Think of the recipe as a formula that you could make your own. One thing Chef definitely reccomends though is to cook the flours in the cooking liquid from a lamb shank, or other stock made rich with collagen through slow cooking with a bone. The collagen helps ensure a solid, firm set when the scrapple is chilled, and adds a great, complimentary flavor to the finished product.
This recipe is by chef Alan Bergo. A chef from Minnesota, Alan is a veteran of the culinary industry, former executive chef of acclaimed Lucia’s Restaurant, and the Salt Cellar. Founder of the website Forager Chef, he’s best known as a respected authority on Midwestern foraging. Learn more about Alan and his hunt for mushrooms, wild and obscure foods at Forager Chef.
- 2 lamb spleens (6 oz)
- 8 oz lamb liver, cut into medium-sized chunks
- 1 whole lamb fore shank, with bone (10oz)
- 2 cups fine cornmeal
- ¼ cup buckwheat flour
- ½ cup yellow onion, diced small
- 25 teaspoons kosher salt
- 6 cups water
- 2 tablespoons lard or cooking oil
- Maple syrup, for serving (optional)
- ¾ teaspoon fresh ground black pepper
- ¼ teaspoon fresh ground nutmeg
- ¼ teaspoon fresh ground cinnamon
- ¼ teaspoon fresh ground allspice
- Cover shank and spleens with the water, cover with a lid, then simmer or bake at 300 for 2 hours or until very tender. Chill the shank and spleen until cool enough to handle. Reserve the cooking liquid, there should be exactly 4 cups, if there isn’t add enough water or stock to make up the difference.

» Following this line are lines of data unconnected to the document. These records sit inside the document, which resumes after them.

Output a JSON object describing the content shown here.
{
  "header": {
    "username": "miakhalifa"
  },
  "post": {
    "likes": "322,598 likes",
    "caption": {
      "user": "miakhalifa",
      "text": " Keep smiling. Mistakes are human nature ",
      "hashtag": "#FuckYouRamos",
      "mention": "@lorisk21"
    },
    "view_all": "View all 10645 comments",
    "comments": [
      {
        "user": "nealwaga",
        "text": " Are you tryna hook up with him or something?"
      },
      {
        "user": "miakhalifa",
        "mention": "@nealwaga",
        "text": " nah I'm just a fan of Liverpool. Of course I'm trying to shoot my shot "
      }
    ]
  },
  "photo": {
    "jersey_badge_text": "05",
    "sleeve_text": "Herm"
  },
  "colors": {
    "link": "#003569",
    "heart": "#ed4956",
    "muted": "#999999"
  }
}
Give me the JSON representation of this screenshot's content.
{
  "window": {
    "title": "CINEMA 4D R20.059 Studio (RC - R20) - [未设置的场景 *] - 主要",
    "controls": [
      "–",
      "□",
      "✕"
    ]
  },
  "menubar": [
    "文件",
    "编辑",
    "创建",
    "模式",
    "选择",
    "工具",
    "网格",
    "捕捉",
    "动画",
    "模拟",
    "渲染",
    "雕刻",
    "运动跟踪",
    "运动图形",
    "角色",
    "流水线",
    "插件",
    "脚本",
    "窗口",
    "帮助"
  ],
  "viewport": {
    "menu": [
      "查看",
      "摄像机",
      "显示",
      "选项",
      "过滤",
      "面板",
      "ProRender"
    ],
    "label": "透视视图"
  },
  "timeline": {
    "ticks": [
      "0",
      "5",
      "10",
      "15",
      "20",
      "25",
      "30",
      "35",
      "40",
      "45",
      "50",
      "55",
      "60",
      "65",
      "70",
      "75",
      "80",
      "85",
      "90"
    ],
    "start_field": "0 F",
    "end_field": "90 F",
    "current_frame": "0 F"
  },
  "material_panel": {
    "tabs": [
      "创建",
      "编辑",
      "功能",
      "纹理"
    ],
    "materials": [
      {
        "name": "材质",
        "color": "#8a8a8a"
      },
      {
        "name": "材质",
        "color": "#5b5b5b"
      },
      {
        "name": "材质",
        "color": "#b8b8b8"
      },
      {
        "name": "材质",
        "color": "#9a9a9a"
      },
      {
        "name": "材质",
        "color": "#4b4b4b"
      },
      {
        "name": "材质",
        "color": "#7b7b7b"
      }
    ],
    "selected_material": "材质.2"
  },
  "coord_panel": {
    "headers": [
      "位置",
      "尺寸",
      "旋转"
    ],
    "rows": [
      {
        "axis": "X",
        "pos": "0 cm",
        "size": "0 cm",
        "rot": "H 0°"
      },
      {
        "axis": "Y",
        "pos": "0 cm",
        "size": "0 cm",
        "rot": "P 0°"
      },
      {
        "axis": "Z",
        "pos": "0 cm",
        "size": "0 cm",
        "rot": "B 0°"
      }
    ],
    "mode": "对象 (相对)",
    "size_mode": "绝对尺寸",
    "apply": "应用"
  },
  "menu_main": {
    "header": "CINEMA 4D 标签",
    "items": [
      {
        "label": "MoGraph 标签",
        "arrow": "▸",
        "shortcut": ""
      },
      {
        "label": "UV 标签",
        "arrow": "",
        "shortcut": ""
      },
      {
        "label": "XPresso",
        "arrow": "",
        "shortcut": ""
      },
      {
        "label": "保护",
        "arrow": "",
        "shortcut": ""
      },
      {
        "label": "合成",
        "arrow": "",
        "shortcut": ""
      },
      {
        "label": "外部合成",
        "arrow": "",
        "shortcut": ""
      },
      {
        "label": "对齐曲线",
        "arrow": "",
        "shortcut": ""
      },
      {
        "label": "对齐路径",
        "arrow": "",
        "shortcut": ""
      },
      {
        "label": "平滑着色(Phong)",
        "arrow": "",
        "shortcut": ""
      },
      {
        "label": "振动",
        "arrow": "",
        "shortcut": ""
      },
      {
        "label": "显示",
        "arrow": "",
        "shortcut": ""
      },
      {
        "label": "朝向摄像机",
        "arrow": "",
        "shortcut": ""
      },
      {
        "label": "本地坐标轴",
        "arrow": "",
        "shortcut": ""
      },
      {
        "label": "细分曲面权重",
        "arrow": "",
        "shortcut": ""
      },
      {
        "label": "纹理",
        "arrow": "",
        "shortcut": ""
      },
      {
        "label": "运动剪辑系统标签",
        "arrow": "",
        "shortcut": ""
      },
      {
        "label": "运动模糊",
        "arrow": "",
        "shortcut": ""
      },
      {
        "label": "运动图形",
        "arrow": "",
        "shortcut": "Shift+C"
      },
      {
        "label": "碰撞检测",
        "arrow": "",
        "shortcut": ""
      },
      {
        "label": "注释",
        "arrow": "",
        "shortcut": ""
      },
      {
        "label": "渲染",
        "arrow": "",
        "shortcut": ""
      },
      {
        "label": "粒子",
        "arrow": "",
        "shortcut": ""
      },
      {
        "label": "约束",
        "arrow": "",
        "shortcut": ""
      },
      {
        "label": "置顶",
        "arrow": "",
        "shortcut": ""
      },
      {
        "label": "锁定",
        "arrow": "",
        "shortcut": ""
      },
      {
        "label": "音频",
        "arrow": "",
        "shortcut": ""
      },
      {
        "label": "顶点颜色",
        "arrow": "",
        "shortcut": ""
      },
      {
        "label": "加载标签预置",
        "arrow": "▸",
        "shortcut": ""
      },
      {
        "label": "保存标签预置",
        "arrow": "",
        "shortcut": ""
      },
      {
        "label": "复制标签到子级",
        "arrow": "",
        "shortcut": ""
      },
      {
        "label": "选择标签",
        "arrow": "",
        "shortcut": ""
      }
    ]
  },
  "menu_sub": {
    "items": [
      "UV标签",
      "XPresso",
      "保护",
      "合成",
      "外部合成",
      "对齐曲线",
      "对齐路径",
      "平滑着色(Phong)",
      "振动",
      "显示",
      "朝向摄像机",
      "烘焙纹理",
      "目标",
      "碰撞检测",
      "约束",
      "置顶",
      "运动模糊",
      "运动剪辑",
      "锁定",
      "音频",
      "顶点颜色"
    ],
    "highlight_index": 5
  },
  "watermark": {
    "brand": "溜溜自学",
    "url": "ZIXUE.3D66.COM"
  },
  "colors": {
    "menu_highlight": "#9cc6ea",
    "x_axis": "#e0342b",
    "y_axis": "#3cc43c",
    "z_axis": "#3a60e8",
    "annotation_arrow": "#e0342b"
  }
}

- Remove the meat from the shank bone, trim the spleen with a sharp paring knife, then put the spleen, liver and shank in a meat grinder, or puree in a food processor until fine. Sweat the meat mixture to evaporate the water in a saute pan for 2-3 minutes, then reserve, and allow to cool, covered.
- Meanwhile, Whisk the cornmeal and buckwheat flour with the salt and spices, and combine with the 4 cups of cooking liquid in a saucepot big enough to hold it. Heat the mixture, whisking constantly until it thickens, then turn the heat down to low and cook for 15 minutes.
- Add the cooked meat to the cornmeal mixture, and continue cooking, stirring occasionally to prevent sticking on the bottom for another 30 minutes. You can also bake the mixture at 300 for 30 minutes, or until very thick, as long as it’s covered.
- When the mixture is very solid and the cornmeal is well cooked, pour the mixture into a greased loaf pan, there may be a small amount of excess. Chill the scrapple, uncovered on a counter until room temperature, then refrigerate until completely set before slicing.
- To serve the scrapple, cut ½ inch slices and fry until crisp on both sides, and serve for breakfast or lunch, with maple syrup on the side, if desired.